Trade in many developing countries is expected to take a “nosedive” in the second quarter of 2020, owing to the unprecedented effects of the coronavirus pandemic, UN economists said on Tuesday.
Worrying as that is, commerce is expected to plummet further – by a staggering 27 per cent – from April to the end of June.
Worse than 2008 crisis
To put it into perspective, this is even worse than the near 25 per cent contraction in world trade in the aftermath of the 2008-9 financial crisis, from which the global economy has yet to recover fully.
South Asia, Middle East, worst hit, some ‘signs of recovery’
But trade data shows that in April, the steepest decline in exports was in poorer countries in South Asia and the Middle East.

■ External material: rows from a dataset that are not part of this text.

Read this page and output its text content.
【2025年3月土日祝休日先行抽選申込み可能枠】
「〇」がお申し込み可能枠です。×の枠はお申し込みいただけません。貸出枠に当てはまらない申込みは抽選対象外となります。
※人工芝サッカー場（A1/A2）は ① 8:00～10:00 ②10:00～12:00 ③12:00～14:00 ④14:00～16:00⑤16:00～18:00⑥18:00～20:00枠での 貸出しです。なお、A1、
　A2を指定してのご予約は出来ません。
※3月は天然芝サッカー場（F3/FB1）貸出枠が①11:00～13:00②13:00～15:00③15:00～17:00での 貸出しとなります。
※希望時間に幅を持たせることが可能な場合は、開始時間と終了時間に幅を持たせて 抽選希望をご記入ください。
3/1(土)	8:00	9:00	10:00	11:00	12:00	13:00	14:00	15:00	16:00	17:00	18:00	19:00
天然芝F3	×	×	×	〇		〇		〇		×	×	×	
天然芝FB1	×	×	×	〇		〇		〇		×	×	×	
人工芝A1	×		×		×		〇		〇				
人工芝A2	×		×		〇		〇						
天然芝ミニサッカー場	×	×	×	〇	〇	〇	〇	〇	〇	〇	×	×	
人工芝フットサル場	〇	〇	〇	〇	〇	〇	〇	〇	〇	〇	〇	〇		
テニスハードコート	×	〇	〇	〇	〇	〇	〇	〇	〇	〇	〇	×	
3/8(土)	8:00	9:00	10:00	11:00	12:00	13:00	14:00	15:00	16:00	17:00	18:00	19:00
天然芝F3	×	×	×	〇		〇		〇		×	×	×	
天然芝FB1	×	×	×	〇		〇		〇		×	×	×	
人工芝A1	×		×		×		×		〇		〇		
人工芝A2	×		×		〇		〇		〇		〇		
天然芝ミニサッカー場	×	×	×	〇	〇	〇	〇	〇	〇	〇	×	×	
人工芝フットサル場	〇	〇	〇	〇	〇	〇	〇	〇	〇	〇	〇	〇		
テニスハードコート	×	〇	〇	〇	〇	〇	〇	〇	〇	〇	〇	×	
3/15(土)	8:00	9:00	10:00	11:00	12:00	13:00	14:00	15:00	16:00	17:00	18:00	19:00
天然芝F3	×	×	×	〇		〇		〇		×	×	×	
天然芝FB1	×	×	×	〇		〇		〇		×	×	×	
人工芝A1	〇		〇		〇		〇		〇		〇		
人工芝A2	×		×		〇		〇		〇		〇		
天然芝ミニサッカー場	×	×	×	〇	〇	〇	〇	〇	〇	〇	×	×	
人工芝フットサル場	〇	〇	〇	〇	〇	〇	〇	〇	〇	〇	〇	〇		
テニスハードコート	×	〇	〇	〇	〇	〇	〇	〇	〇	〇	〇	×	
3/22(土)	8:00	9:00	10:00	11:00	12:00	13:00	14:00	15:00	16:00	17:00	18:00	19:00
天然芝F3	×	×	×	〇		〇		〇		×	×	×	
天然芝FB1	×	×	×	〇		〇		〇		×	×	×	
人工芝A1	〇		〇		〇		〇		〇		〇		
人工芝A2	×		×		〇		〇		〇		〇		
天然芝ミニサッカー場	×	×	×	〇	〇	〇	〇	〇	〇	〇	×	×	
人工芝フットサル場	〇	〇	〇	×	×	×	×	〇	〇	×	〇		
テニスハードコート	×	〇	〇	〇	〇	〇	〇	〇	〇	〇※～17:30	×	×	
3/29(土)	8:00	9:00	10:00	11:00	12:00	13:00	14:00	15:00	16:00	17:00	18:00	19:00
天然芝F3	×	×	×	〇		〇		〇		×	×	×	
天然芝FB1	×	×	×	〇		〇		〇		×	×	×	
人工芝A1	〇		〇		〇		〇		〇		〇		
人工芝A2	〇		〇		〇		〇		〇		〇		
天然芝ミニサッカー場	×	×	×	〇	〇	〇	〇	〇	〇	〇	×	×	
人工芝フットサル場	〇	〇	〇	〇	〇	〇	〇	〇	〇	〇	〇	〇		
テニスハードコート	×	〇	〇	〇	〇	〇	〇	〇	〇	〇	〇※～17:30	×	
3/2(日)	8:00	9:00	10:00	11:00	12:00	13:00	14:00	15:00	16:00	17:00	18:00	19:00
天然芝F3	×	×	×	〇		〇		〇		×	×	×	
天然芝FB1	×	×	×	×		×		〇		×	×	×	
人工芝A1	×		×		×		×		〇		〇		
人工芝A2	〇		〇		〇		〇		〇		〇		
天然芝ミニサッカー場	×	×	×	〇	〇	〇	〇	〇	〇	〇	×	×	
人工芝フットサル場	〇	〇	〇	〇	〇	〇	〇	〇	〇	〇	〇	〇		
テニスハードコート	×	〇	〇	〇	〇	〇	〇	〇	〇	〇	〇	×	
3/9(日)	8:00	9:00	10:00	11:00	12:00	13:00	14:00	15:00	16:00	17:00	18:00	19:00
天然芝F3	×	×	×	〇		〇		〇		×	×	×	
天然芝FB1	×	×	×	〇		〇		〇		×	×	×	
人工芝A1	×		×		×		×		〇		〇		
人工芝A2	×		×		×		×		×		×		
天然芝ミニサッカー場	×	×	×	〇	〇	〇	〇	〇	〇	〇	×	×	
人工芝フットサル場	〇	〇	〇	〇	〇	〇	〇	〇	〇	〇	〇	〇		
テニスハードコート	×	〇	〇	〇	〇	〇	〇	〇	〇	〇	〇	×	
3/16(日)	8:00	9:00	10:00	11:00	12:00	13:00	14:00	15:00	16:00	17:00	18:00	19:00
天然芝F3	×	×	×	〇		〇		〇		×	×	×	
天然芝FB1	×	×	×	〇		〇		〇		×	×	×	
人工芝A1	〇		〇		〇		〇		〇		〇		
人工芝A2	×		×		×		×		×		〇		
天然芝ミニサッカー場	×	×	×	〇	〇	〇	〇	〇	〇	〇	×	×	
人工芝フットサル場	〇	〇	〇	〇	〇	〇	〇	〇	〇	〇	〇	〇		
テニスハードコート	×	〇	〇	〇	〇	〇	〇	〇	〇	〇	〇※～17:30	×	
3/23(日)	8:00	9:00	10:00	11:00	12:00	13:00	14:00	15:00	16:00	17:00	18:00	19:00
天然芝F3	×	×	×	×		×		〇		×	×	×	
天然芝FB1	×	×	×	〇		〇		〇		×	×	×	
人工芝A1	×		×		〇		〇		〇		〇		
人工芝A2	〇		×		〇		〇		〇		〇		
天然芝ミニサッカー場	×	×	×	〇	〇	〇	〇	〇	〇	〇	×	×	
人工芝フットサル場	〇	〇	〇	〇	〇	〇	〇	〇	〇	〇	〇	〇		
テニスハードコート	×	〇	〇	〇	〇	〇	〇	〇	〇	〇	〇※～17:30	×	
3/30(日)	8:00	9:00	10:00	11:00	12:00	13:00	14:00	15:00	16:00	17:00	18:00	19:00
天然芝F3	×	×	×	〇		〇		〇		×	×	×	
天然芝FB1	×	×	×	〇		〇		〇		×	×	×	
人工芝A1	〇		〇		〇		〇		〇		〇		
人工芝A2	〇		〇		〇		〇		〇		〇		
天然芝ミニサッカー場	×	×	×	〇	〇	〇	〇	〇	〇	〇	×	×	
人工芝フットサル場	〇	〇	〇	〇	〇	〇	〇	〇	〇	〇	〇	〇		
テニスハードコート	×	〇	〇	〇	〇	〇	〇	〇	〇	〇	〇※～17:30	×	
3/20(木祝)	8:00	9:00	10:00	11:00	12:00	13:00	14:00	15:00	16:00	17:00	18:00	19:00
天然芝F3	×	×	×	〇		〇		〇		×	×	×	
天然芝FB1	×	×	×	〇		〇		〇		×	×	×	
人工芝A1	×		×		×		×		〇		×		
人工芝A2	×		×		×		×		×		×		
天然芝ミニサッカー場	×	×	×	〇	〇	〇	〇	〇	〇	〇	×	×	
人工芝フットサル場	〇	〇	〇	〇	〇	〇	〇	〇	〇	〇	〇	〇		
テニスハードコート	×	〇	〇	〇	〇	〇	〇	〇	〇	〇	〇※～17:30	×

On the other hand, East Asian and Pacific nations experienced the smallest export shock – and some have even shown “signs of recovery”, according to UNCTAD’s Global Trade Update.
Other key findings show that while the pandemic has caused trade in the automotive and energy sectors to collapse, trade of medical products related to COVID-19 more than doubled in April.
20% decline through 2020
On the basis of ongoing economic uncertainty, UNCTAD expects a decline of around 20 per cent for 2020.
This is in line with the World Trade Organization (WTO), which believes that the decline in international trade will be between 13 and 32 per cent this year.
Biggest economies lagging
Based on key country indicators such as Purchasing Manager Indices (PMI), UNCTAD noted that they “signal further deterioration of international trade in the second quarter”.
PMI above 50, indicates an expansion of the export orders compared to the previous month, while anything below 50 represents a contraction; 50 indicates no change.
By way of example, it cited poor export orders in China (33.5 in April, 35.8 in May) the U.S (35.3 in April, 39.5 in May) and Europe (13.6 in April – an all-time low – and 31.9 in May.